Docs portal

Security

Security

Security is a paramount concern for enterprise customers who are evaluating new systems. The data.world service is not just cloud-first, but it's also security-first. We’ve designed it from the ground up to ensure that we can support a unique combination of internal and external compliance needs. In the following articles we have documented how we keep both your data and your connections safe, and how we enable you to do the same.

Understanding permissions

Permissions on a dataset or project are initially set when the resource is created. If an organization is set as the owner, then permission options are:

  • No one

  • Everyone in the organization

  • Public to the data.world community

New_dataset_permissions_org.png

Note

One safeguard against users accidentally publishing enterprise data out to the wider community is our standard enterprise team publication configuration: By default ‘Create public datasets’ is turned off for our Enterprise customers.

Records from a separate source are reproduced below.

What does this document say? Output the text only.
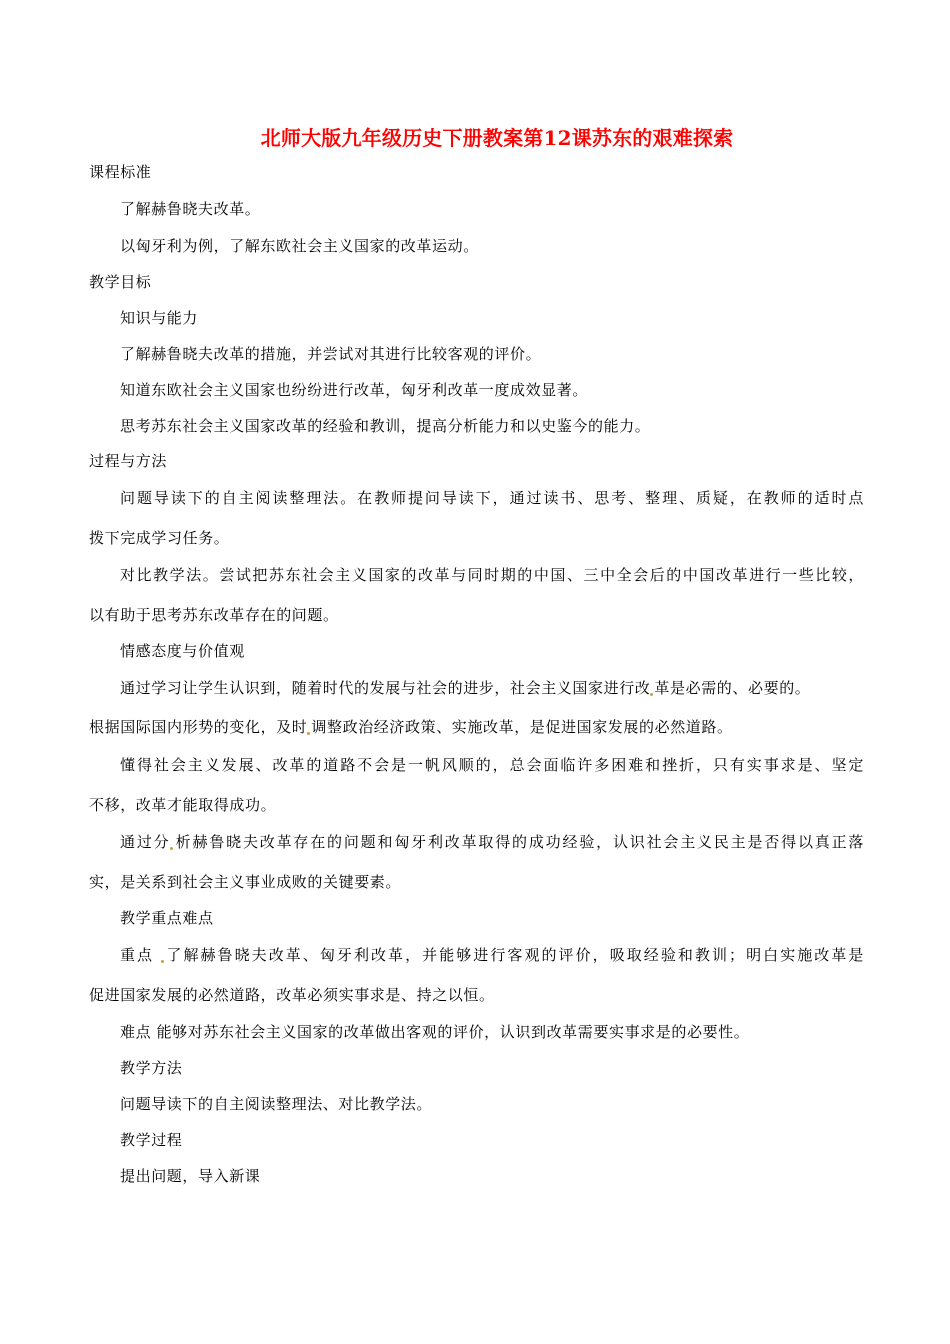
北师大版九年级历史下册教案第12课苏东的艰难探索
课程标准
了解赫鲁晓夫改革。
以匈牙利为例，了解东欧社会主义国家的改革运动。
教学目标
知识与能力
了解赫鲁晓夫改革的措施，并尝试对其进行比较客观的评价。
知道东欧社会主义国家也纷纷进行改革，匈牙利改革一度成效显著。
思考苏东社会主义国家改革的经验和教训，提高分析能力和以史鉴今的能力。
过程与方法
问题导读下的自主阅读整理法。在教师提问导读下，通过读书、思考、整理、质疑，在教师的适时点
拨下完成学习任务。
对比教学法。尝试把苏东社会主义国家的改革与同时期的中国、三中全会后的中国改革进行一些比较，
以有助于思考苏东改革存在的问题。
情感态度与价值观
通过学习让学生认识到，随着时代的发展与社会的进步，社会主义国家进行改 革是必需的、必要的。
根据国际国内形势的变化，及时 调整政治经济政策、实施改革，是促进国家发展的必然道路。
懂得社会主义发展、改革的道路不会是一帆风顺的，总会面临许多困难和挫折，只有实事求是、坚定
不移，改革才能取得成功。
通过分 析赫鲁晓夫改革存在的问题和匈牙利改革取得的成功经验，认识社会主义民主是否得以真正落
实，是关系到社会主义事业成败的关键要素。
教学重点难点
重点 了解赫鲁晓夫改革、匈牙利改革，并能够进行客观的评价，吸取经验和教训；明白实施改革是
促进国家发展的必然道路，改革必须实事求是、持之以恒。
难点 能够对苏东社会主义国家的改革做出客观的评价，认识到改革需要实事求是的必要性。
教学方法
问题导读下的自主阅读整理法、对比教学法。
教学过程
提出问题，导入新课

Owners of datasets and projects can invite specific users to contribute, or approve incoming requests from users who want to contribute. Either way, the owner controls what each contributor can do by granting three levels of permissions:

  • View only

  • View + edit

  • View + edit + manage

Datasets have another layer of access permission as they can be flagged as Discoverable. More about this kind of access in the section Discoverable datasets.Here's what each permission level will allow a contributor to do:

View only: primarily used for private datasets and projects, this allows the user to simply view the dataset or project. As part of that, the contributor can:

  • Download any of the files.

  • Query the data and export results.

  • View and comment in either public or private discussions.

  • Create new discussion topics.

View + edit: in addition to the view-only permissions, the contributor can:

  • Make edits to descriptions and summaries.

  • Add and remove tags.

  • Add and remove files.

  • Replace files by uploading new versions with the same name.

  • Modify file and column descriptions.

  • Modify license type.

  • Switch the dataset or project between open and private.

  • Publish queries for others to use.

View + edit + manage: The contributor will have full admin controls to the dataset or project. In addition to the view + edit permissions, they can:

  • Delete the dataset or project.

  • Add, remove, and modify contributors.

How link sharing works

One of the powerful features of our platform is that results from queries in a project can be reused or embedded. These links are not discoverable.

When a link to the results of a query is created, it is encoded with the user token information for the user who originally ran the query. Every subsequent running from that link also runs with the original user's permissions and token. As further security however, even with the link, access is scoped and limited to the specific results of the query. Finally, in VPC deployments share URL's expire after 12 hours.

Integrations and security

Integrations in data.world are primarily used either to bring data in for querying or for metadata analysis, or to take data out and work with it in a third-party application. Security for both types is comprehensive. In structure, integrations are stored as datasets in data.world.

Integration access

At the core, every integration uses some form of a user token to ensure that users only have access to the data that they should have access to. In the case of integrations used to download data into third-party applications, this token can be created via an OAuth flow or may involve the user copy/pasting a token that they copied from their advanced settings page.

In the case of database integrations, where we connect out to the system, we use the credentials entered by the Data Engineer. For Athena, the data engineer must also configure their AWS instance to allow us to connect.

Integration visibility and permissions

The integrations available to users are presented on an integrations web page:

Integrations_page.png

Organizations in the multi-tenant environment have all the publicly available integrations as well as any private integrations that they have specifically created for their organizations. Access to private integrations can be set by an organization admin.

Organizations currently using a VPC have implementations that come default with NO integrations on their integrations page. This configuration enables them to set visibility and access very flexibly. All permission levels and access can be set within the platform by the data administrators in the organization.

Security best practices

There are several best practices you can follow to improve the security of your data and manage access to it on data.world.

Use organization-owned connections

The Connection Manager on your organization page allows for connections to be managed by only organization administrators. All database and dataset connections are audited and reportable.

Never share keys or tokens

Some third party applications may require an API token or key to work with data.world. If you have such a key or token, or one for data.world's metadata catalog collector, you should never share them with anyone else. These tokens run as your user with your permission levels. Every user who needs an API token should have their own for security and accountability.

Provide masked/limited file previews on discoverable datasets

Often for evaluating data you want users to understand not only the column names and other descriptive metadata, but also some example rows. Masking/limitations applied to samples allow for them to be provided in a way that effectively works within sensitive data or compliance needs.